I am typing this letter direct
without the proof and print step. Can you tell the difference?
For me writing the letter is the easy part. Going back to proof, edit and reprint is the torturous part. As I think I have mentioned before, it takes around fifteen minutes to edit and print each single spaced page. There is no print buffer so while a page is being printed I can not be editing the next page.
As I mentioned the proof and print part is time consuming for me. Not only do I catch all the corrected spelled but in the wrong place words, but I remove all the redundant words and unneeded words. There should be less "really", "So", and other phrases you have pointed out to me in letters past.
The NY Times is still driving me crazy and I need to figure out where the problem is. Yesterday I received Sunday 9/2 and Wednesday through Saturday (9/5 to 9/8). I thought this might be an omen of things being straightened out since it was normal to receive Friday and Saturday papers on Monday. But today no papers arrived. Drat. Double drat. I did send the letter to the local postmaster on August 30 asking him to log the receipt date for one week's worth of papers. I might get an answer soon?
I was going to wait to get a response from the postmaster and then ask dad to call, but I am not sure how well he would be able to explain the problem. Of course I am assuming that it is not the facility that is all of a sudden sitting on all my papers. The strange thing is that they have enough papers coming to this zip code to put a bunch of papers together. Therefore I assume a stack of papers arrived still in a bundle here at the post office.
Enough about the paper.
To answer a question, we do not get the TV remotes; it prevents one inmate from controlling the television. It would certainly reduce the mechanical wear and tear, but prison in general and this one in particular do not always do things the way that makes the most sense.
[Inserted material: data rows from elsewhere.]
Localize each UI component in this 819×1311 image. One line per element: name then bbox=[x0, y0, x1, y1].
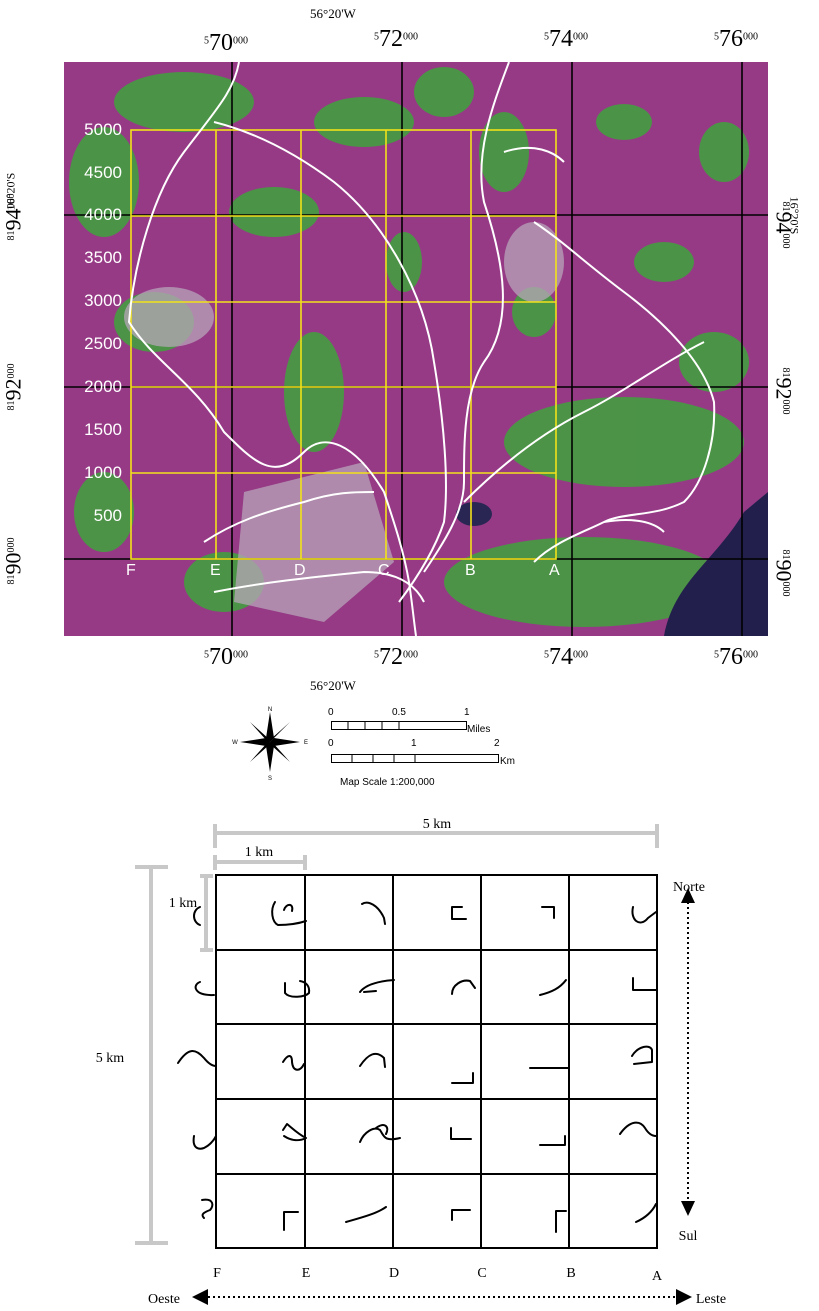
map-col-label-d: D bbox=[294, 562, 306, 579]
bottom-coord-572000: 572000 bbox=[374, 644, 418, 670]
y-label-500: 500 bbox=[93, 506, 122, 525]
y-label-3000: 3000 bbox=[84, 291, 122, 310]
km-unit: Km bbox=[500, 756, 515, 767]
map-col-label-e: E bbox=[210, 562, 221, 579]
y-label-1500: 1500 bbox=[84, 420, 122, 439]
bottom-coord-574000: 574000 bbox=[544, 644, 588, 670]
diagram-col-b: B bbox=[566, 1266, 575, 1281]
km-tick-1: 1 bbox=[411, 738, 417, 749]
map-scale-caption: Map Scale 1:200,000 bbox=[340, 777, 435, 788]
compass-rose-icon: N S E W bbox=[232, 707, 308, 780]
diagram-col-e: E bbox=[302, 1266, 311, 1281]
miles-tick-0-5: 0.5 bbox=[392, 707, 406, 718]
miles-tick-0: 0 bbox=[328, 707, 334, 718]
east-label: Leste bbox=[696, 1292, 726, 1307]
map-col-label-c: C bbox=[378, 562, 390, 579]
top-coord-574000: 574000 bbox=[544, 26, 588, 52]
south-label: Sul bbox=[679, 1229, 698, 1244]
map-col-label-f: F bbox=[126, 562, 136, 579]
map-col-label-a: A bbox=[549, 562, 560, 579]
miles-tick-1: 1 bbox=[464, 707, 470, 718]
y-label-1000: 1000 bbox=[84, 463, 122, 482]
diagram-col-c: C bbox=[477, 1266, 486, 1281]
bottom-longitude-label: 56°20'W bbox=[310, 678, 356, 693]
y-label-5000: 5000 bbox=[84, 120, 122, 139]
left-coord-8190000: 8190000 bbox=[0, 537, 26, 585]
miles-unit: Miles bbox=[467, 724, 491, 735]
km-tick-2: 2 bbox=[494, 738, 500, 749]
left-coord-8194000: 8194000 bbox=[0, 193, 26, 241]
compass-e: E bbox=[304, 740, 308, 746]
right-coord-8192000: 8192000 bbox=[771, 367, 797, 415]
top-dim-label: 5 km bbox=[423, 817, 452, 832]
diagram-col-d: D bbox=[389, 1266, 399, 1281]
compass-w: W bbox=[232, 740, 238, 746]
y-label-3500: 3500 bbox=[84, 248, 122, 267]
y-label-4500: 4500 bbox=[84, 163, 122, 182]
right-coord-8194000: 8194000 bbox=[771, 201, 797, 249]
cell-dim-h-label: 1 km bbox=[245, 845, 274, 860]
miles-scale-bar bbox=[331, 721, 467, 730]
satellite-image bbox=[64, 62, 768, 636]
north-label: Norte bbox=[673, 880, 705, 895]
km-scale-bar bbox=[331, 754, 499, 763]
right-coord-8190000: 8190000 bbox=[771, 549, 797, 597]
top-coord-572000: 572000 bbox=[374, 26, 418, 52]
top-longitude-label: 56°20'W bbox=[310, 6, 356, 21]
bottom-coord-576000: 576000 bbox=[714, 644, 758, 670]
left-coord-8192000: 8192000 bbox=[0, 363, 26, 411]
y-label-4000: 4000 bbox=[84, 205, 122, 224]
cell-dim-v-label: 1 km bbox=[169, 896, 198, 911]
y-label-2000: 2000 bbox=[84, 377, 122, 396]
top-coord-576000: 576000 bbox=[714, 26, 758, 52]
compass-n: N bbox=[268, 707, 272, 713]
diagram-col-f: F bbox=[213, 1266, 221, 1281]
west-label: Oeste bbox=[148, 1292, 180, 1307]
y-label-2500: 2500 bbox=[84, 334, 122, 353]
left-dim-label: 5 km bbox=[96, 1051, 125, 1066]
bottom-coord-570000: 570000 bbox=[204, 644, 248, 670]
sampling-grid-diagram: 5 km 1 km 1 km 5 km Norte Sul Oeste Lest… bbox=[96, 817, 726, 1307]
compass-s: S bbox=[268, 776, 272, 780]
km-tick-0: 0 bbox=[328, 738, 334, 749]
diagram-col-a: A bbox=[652, 1269, 663, 1284]
map-col-label-b: B bbox=[465, 562, 476, 579]
top-coord-570000: 570000 bbox=[204, 30, 248, 56]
In Club Fed, there was one remote in each unit to control all six televisions and most times you had to get it from the officer to make the change. Once in a while the remote would "disappear" and the plugs would be pulled on all televisions until the remote was found.
I happened to watch a half hour or so of the Oprah show yesterday. It was her first show of the season and she taped them in NYC. The show was already on, and it caught my eye as David Letterman was the guest. I laughed and enjoyed the time, but noticed how old Letterman looked. I do not think I have seen him in several years.
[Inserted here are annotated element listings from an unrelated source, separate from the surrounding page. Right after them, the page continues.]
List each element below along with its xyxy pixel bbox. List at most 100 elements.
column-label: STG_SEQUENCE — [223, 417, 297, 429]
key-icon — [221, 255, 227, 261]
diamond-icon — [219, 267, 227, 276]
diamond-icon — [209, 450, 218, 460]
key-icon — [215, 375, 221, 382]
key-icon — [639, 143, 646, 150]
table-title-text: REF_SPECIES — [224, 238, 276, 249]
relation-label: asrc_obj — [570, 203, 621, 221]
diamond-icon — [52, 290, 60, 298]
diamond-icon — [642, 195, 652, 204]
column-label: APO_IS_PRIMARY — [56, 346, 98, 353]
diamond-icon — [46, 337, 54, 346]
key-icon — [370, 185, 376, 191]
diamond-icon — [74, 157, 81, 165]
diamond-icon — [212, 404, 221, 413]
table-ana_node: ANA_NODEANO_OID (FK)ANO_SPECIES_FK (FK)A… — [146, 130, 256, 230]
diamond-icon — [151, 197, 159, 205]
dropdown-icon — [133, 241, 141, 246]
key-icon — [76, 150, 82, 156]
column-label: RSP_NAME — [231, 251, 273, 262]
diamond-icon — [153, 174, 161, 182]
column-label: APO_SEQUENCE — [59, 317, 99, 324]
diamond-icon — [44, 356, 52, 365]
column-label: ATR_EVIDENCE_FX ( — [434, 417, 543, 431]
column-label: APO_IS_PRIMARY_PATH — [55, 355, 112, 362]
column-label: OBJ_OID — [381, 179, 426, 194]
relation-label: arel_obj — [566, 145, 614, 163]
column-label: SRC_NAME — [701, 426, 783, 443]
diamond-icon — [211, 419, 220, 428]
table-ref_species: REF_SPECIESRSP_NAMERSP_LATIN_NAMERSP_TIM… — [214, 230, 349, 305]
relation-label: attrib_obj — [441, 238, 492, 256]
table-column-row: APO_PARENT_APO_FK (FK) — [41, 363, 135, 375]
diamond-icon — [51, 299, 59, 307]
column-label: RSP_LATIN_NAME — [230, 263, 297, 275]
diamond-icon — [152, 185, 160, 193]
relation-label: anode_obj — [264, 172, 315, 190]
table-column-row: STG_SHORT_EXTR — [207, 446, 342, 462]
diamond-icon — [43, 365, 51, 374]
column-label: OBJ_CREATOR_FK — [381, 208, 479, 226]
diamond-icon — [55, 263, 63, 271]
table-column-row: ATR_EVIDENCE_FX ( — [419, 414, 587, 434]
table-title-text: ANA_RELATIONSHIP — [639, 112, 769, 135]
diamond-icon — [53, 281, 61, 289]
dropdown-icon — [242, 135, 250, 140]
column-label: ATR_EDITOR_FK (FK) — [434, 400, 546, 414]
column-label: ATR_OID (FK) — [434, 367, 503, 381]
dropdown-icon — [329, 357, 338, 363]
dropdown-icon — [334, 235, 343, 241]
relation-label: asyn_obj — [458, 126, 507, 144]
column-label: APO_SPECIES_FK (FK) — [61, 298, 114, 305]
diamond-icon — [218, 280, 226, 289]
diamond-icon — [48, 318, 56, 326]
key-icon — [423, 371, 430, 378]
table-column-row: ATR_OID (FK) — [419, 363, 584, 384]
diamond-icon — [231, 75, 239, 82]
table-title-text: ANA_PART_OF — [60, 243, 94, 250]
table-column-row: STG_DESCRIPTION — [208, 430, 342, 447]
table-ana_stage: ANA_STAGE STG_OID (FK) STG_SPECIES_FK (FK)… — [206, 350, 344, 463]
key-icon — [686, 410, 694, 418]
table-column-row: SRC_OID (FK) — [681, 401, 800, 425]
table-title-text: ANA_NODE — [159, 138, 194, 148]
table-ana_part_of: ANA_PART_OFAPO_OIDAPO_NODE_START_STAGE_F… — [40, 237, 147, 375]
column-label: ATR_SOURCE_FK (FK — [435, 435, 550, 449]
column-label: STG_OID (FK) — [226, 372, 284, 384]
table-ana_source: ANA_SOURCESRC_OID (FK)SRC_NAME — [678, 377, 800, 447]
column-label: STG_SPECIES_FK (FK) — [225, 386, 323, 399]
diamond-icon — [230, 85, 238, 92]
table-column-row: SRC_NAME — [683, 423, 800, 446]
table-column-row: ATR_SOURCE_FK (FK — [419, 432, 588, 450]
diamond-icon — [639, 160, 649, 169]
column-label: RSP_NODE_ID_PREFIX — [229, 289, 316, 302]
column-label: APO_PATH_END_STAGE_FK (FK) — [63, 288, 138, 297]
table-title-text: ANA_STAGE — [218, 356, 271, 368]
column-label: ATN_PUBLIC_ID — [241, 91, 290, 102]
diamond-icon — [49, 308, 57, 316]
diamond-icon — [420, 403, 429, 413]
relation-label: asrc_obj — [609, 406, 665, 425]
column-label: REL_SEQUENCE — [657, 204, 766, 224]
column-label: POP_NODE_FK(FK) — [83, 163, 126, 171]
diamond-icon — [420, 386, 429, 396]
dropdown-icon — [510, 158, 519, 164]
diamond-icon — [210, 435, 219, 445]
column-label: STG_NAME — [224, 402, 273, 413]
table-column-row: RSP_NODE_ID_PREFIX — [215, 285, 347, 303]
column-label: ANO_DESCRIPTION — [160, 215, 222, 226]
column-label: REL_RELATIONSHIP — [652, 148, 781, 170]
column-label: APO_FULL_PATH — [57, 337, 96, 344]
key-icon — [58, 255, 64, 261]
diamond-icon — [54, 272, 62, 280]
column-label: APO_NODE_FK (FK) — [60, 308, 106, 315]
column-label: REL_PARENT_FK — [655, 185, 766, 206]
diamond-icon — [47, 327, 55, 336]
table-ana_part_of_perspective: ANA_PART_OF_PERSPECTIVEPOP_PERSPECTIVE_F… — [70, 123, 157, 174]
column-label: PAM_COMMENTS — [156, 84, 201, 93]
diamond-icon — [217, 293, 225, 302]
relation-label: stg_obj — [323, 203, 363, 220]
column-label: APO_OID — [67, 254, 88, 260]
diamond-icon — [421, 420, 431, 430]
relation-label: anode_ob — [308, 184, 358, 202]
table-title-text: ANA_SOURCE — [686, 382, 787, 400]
I am amazed at how easy I can get sucked into watching something, but also surprise myself how I have so many other things to occupy my time that I wonder how I could have sat (or laid in bed) and watched two or more hours of television a night. Now give me a book to read and off I go.
I had started reading a Nelson DeMille book late Saturday afternoon, and finished it by 1:30 PM Sunday. Damn, I forgot to write the book in my list, I think it was "Wild Fire". It is a post 9/11 book based on the premise that the US has a hardwired automatic response to nuke 100 Islamic sites if any city in the US is attacked by terrorists with nuclear weapons. DeMille claims there is a thread of truth in this plan. It supposedly is known by the leaders of the various Islamic countries and forces them to keep terrorists in line.
Some very rich and powerful men (US citizens) decide to purchase some old Russian suitcase bombs, blow up two US cities, and then force the engagement of Project Wild Fire. No more Islamic problem.
It is one of the spy/conspiracy books that I enjoy and does not go too far afield, in my opinion, from the realm of the possible.